The only utility of an anonymous function is the ability to define a
function inline, within the calling construct, without polluting the
namespace.  I.e., a "throwaway function".  Now, how often in Python do all
those circumstance conjoin to make anonymous functions very useful?  Not
very, especially because, as we said, function calling is slow in Python.

>Does anyone care about consistency in python ? For real, if you don't
>want functional programming, make functions non first class and stop
>claiming that they are objects just like every object.

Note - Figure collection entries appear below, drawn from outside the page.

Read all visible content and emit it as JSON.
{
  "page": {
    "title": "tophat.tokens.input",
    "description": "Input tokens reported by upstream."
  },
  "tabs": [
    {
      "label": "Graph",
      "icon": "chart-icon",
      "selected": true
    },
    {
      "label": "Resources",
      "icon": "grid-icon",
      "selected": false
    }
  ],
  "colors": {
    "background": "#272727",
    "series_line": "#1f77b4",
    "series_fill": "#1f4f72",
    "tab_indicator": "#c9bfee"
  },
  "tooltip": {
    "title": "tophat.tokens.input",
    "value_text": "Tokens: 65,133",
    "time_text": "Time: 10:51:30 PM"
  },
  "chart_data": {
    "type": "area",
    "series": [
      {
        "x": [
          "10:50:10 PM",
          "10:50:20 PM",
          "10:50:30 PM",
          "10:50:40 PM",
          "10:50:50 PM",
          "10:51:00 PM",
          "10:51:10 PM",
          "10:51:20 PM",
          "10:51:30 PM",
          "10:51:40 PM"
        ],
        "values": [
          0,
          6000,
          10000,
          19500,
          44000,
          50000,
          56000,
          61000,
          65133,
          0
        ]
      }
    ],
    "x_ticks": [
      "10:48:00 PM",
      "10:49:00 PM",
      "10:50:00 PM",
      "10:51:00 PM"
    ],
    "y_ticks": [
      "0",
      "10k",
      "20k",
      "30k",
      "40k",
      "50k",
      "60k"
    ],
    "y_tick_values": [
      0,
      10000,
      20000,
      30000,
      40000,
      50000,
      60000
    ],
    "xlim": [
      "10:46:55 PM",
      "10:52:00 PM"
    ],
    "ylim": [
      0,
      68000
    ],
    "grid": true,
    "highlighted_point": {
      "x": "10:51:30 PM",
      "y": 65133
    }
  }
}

Umm...I don't understand.  You can program functionally if you really want
to, but I don't see why Python should feel obligated to support your habit,
especially since it has its own way of doing things that is far more natural
(and, um, faster, at least now) to the Pythonic frame of mind.  Pythonic is
a concept orthogonal to everything else, including "functional" and "OO".
Python doesn't define itself by saying "I am OO, not functional."  Rather,
it examines itself, it peers into its own essence, and discovers, "hey,
there isn't much functional in here, but there's an awful lot of OO."
Python is something that simply *is*; definitions come later, and frankly
will always be inaccurate and provisional.  "Pythonic" is like a culture;
undefinable and always evolving.

It's a tautology that a language best supports those who like the way that
language does things.  So if you don't like the way Python does things, and
you prefer it did things in a more functional way, perhaps you would be
better supported by using a language that *did* do things in a more
functional way?  It won't make you a bad (or even a lesser) person if you
don't use Python, but it might make you happier.

I mean really, fighting about languages is like fighting about the relative
moral worth of screwdrivers and hammers, and going from there to arguing
about whether it's better to use screws or nails.